Let's look at the code.

```c++
semaphore rw = 1; // Read-write lock for mutual exclusion of shared process access
int count = 0; // Records how many reader processes are accessing the file
semaphore mutex = 1; // Lock for 'count' to prevent two readers accessing count simultaneously, which could cause a deadlock

writer () {
    while(1){
        P(rw); // Lock the buffer (P operation, rw--)
        Write to file;
        V(rw); // Unlock the buffer (V operation, rw++)
    }
}

reader () {
    while(1){
        P(mutex); // Lock 'count' to prevent two readers simultaneously reading count==0, which could cause a deadlock.
        if (count == 0){
            P(rw); // If count is 0, check if the buffer is locked. If locked, wait. If unlocked, lock the buffer.
        }
        count++;
        V(mutex); // Unlock 'count'
        Read file;
        P(mutex); // Lock 'count' again to prevent two processes simultaneously reading count==0, which could cause rw to be incremented twice abnormally.
        count--;
        if (count == 0){
            V(rw); // If count is 0, this process is the last reader, so unlock the buffer.
        }
        V(mutex);
    }
}
```

**However, we will find a problem with this approach.**

**What if reader processes keep arriving?**

If reader processes keep requesting to read the buffer (which is very common in operating systems), then `count` will never be 0. This will cause writer processes to be stuck waiting indefinitely, leading to **starvation**. **This algorithm gives reader processes the highest priority.**

### Another Approach for Fairness

Since writers cannot write if the reader queue is not empty, let's try this:

When a writer process requests buffer resources, **block all reader processes that arrive *after* this writer process** from entering the reader queue.

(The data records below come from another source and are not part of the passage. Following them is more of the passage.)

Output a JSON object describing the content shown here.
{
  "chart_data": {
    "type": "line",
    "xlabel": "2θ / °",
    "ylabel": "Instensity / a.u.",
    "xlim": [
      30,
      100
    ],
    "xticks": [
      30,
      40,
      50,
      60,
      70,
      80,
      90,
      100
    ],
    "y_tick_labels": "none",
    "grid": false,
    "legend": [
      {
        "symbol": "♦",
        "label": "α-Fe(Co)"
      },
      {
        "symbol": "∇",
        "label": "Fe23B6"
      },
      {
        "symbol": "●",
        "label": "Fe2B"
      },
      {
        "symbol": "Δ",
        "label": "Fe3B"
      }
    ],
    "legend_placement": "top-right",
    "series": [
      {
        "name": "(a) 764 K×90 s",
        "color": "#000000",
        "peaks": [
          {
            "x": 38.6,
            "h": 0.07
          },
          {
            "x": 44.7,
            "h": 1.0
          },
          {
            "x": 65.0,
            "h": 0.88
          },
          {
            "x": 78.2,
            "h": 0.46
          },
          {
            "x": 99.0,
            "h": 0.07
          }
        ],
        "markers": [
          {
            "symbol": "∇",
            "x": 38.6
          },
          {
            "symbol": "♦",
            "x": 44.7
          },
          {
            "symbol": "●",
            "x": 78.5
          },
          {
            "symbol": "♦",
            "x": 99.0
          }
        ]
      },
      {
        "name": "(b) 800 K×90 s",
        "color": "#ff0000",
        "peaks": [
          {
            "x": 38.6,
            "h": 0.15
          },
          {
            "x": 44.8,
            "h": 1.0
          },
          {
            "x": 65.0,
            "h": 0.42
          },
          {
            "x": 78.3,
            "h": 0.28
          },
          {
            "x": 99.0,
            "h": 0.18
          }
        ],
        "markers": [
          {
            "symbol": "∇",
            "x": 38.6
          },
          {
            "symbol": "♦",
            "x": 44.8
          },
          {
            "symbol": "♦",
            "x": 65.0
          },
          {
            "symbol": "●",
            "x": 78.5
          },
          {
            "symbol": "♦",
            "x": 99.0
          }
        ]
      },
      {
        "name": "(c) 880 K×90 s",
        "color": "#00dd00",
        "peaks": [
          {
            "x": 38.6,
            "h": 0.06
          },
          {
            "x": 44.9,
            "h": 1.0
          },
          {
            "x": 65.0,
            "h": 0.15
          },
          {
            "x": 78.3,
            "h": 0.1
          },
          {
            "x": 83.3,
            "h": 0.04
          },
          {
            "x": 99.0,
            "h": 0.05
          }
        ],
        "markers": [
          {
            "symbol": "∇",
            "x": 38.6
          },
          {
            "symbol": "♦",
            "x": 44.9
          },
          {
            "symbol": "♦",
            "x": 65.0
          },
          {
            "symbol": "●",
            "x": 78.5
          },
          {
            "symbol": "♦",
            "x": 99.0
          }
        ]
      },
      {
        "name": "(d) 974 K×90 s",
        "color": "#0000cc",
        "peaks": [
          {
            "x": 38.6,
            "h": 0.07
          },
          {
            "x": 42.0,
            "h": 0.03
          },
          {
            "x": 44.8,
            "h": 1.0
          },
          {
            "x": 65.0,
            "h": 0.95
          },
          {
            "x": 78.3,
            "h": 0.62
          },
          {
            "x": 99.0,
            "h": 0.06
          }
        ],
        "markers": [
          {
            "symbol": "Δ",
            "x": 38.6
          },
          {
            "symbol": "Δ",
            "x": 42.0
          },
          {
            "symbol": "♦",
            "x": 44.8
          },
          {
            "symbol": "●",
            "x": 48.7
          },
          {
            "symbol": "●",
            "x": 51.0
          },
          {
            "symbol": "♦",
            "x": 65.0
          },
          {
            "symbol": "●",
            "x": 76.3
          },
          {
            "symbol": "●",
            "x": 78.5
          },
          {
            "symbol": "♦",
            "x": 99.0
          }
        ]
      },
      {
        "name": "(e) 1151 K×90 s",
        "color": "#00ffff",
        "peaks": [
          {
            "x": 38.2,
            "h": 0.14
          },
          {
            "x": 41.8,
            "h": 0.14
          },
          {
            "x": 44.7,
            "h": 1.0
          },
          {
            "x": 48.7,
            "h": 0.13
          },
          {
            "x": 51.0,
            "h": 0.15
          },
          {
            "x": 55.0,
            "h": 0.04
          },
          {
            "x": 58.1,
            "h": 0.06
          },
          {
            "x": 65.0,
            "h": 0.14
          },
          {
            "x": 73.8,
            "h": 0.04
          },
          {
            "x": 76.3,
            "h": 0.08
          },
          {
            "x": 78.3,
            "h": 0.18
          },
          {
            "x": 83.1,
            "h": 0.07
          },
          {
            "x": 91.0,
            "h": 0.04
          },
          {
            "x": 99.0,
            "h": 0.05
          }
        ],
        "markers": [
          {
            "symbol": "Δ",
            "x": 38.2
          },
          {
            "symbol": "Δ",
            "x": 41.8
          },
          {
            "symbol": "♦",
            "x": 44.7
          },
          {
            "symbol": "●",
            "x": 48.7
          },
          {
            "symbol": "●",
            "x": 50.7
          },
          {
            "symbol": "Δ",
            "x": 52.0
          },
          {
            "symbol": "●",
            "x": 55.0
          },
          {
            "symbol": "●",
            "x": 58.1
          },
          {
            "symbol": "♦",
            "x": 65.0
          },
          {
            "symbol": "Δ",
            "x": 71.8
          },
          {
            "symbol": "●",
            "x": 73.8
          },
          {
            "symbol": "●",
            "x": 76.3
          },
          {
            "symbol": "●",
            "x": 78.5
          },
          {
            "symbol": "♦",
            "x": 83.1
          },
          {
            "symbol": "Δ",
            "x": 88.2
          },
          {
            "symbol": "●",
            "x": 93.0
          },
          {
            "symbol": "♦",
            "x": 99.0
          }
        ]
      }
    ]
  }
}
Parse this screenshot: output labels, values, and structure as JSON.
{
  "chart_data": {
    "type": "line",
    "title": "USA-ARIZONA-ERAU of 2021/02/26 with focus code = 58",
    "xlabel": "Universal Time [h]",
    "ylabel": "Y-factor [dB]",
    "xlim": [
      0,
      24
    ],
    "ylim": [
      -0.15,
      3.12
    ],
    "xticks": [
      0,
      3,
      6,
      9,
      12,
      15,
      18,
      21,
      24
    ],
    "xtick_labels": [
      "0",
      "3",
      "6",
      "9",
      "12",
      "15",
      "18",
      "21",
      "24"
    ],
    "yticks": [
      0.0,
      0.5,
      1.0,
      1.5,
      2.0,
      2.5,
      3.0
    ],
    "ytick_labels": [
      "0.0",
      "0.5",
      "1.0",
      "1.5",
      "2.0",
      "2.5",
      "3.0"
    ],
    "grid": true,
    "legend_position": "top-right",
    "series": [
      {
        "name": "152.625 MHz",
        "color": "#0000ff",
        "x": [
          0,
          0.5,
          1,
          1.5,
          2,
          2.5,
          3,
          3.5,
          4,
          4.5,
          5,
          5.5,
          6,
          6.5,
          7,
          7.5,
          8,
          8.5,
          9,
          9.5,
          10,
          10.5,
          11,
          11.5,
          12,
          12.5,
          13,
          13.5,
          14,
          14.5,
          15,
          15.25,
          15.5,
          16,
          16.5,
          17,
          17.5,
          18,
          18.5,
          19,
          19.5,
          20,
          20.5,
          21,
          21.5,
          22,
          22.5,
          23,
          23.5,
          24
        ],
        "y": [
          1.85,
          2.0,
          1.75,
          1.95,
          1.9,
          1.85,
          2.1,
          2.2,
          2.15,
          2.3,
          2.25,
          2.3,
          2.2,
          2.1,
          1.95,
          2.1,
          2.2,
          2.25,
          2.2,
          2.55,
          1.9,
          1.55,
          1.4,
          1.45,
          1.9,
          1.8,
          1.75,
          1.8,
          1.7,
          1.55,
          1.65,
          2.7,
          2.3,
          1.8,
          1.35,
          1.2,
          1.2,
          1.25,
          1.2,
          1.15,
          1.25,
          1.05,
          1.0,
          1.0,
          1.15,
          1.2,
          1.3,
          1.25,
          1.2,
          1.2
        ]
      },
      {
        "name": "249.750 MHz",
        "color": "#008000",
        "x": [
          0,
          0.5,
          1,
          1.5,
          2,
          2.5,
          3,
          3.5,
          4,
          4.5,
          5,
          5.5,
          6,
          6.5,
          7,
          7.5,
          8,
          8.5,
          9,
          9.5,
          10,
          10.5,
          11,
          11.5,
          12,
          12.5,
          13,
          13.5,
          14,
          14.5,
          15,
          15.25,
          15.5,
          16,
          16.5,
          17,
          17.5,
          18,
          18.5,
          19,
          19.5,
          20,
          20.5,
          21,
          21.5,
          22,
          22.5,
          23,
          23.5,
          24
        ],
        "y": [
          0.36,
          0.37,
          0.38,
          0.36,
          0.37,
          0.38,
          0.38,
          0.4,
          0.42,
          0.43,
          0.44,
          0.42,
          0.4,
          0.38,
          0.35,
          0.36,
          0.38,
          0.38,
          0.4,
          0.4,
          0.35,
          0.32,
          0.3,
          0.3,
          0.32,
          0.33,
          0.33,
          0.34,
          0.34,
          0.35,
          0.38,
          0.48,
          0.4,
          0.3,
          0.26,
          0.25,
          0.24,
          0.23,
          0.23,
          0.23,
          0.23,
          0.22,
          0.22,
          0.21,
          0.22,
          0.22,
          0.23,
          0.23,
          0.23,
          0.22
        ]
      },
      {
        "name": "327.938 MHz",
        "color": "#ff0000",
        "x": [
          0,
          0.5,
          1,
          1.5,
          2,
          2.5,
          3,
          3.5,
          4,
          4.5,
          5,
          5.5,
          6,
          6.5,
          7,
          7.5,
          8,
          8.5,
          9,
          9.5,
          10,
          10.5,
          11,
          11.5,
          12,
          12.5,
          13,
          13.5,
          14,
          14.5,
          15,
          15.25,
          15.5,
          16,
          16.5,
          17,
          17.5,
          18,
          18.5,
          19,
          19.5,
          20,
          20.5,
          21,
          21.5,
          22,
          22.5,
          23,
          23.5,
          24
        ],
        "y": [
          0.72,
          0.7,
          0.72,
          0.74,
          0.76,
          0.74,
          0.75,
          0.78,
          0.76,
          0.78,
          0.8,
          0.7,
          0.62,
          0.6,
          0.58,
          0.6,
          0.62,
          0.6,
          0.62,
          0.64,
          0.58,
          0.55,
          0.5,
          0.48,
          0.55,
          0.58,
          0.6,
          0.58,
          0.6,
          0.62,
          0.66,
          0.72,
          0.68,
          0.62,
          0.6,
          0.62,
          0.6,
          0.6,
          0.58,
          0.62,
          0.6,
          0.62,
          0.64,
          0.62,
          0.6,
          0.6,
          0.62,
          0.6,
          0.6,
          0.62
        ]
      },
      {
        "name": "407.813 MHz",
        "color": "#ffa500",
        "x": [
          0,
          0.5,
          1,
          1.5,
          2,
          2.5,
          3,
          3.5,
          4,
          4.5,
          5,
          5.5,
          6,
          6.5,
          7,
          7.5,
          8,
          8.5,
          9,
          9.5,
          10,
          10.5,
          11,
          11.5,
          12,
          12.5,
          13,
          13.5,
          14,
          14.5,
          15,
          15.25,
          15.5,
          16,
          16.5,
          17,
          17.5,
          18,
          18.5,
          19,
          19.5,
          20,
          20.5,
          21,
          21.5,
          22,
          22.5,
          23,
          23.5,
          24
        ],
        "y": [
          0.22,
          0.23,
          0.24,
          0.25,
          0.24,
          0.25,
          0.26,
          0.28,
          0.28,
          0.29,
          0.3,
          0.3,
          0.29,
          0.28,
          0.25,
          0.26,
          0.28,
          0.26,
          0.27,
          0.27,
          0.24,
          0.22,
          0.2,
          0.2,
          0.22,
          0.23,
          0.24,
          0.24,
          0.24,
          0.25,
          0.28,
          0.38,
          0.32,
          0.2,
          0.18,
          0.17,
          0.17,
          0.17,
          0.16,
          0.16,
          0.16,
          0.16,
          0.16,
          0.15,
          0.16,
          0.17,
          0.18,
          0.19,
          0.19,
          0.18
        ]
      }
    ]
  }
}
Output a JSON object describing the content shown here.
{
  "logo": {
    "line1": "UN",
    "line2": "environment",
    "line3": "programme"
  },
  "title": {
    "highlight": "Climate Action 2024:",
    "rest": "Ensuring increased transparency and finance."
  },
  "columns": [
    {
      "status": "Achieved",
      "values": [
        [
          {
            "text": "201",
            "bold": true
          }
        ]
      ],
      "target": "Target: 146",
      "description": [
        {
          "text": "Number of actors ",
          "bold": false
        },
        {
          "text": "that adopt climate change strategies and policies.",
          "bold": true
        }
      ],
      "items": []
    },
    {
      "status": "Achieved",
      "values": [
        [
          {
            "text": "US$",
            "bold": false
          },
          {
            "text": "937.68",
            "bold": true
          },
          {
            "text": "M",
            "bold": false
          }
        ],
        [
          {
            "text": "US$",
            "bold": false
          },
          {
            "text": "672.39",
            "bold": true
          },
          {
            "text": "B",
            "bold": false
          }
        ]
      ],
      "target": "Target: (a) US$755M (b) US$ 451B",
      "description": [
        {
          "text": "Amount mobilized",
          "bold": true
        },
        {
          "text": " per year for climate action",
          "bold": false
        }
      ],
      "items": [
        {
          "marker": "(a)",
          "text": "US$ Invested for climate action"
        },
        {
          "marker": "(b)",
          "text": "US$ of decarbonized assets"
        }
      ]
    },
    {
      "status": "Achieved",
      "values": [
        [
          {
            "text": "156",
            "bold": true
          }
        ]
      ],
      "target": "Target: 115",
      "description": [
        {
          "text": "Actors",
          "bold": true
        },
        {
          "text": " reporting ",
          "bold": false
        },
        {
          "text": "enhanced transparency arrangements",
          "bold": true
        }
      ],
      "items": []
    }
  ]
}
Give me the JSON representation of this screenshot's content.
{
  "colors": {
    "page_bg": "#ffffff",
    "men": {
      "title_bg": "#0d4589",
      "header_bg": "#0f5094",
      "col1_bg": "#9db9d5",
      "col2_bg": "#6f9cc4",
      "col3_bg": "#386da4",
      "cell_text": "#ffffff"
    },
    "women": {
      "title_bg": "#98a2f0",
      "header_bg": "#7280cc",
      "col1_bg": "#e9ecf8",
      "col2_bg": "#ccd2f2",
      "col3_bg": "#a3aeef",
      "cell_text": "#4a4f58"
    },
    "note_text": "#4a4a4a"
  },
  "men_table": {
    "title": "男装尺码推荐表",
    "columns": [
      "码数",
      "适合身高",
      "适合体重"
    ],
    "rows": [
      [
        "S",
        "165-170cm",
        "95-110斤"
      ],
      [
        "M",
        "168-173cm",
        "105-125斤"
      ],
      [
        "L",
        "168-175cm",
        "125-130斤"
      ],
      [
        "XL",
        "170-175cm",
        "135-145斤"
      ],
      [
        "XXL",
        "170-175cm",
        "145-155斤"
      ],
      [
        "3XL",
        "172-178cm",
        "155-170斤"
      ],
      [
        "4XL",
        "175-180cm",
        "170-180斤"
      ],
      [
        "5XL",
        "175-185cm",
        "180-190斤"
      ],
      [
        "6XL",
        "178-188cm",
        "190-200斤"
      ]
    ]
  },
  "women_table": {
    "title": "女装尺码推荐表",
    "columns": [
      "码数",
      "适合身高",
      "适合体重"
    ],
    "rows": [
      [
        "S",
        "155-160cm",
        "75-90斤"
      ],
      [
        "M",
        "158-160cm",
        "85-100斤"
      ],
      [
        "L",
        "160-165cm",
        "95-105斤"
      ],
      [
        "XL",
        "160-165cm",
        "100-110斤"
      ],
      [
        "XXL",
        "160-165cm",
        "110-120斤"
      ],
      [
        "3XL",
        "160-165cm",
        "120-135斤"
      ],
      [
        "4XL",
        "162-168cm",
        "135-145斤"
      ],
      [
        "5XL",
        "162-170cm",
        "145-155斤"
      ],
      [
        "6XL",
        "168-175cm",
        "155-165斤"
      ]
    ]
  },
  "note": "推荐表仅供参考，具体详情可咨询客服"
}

Wait until the existing reader queue is exhausted. After the writer finishes writing data to the buffer, then allow the later reader processes to enter.

Let's look at the code:

```c++
semaphore rw = 1;
int count = 0;
semaphore mutex = 1;
semaphore w = 1; // Used to implement writer-priority

writer () {
    while (1) {
        P(w); // Writer first locks 'w'. After locking, subsequent reader processes must wait for this writer to unlock.
        P(rw); // Lock the buffer
        Write to file;
        V(rw);
        V(w); // Unlock, allowing reader processes to join the queue.
    }
}

reader () {
    while (1) {
        P(w); // When a new reader joins, first check if the 'w' lock is held. If locked, block and wait. If unlocked, lock it first.
        P(mutex);
        if (count == 0)
            P(rw);
        count++;
        V(mutex);
        V(w); // After the reader joins the queue, unlock the 'w' lock, ensuring the atomicity of the join operation.
        Read file;
        P(mutex);
        count--;
        if (count == 0)
            V(rw);
        V(mutex);
    }
}
```

By adding a new lock `w`, the priority of writer processes is significantly increased, implementing a **first-come, first-served** fairness.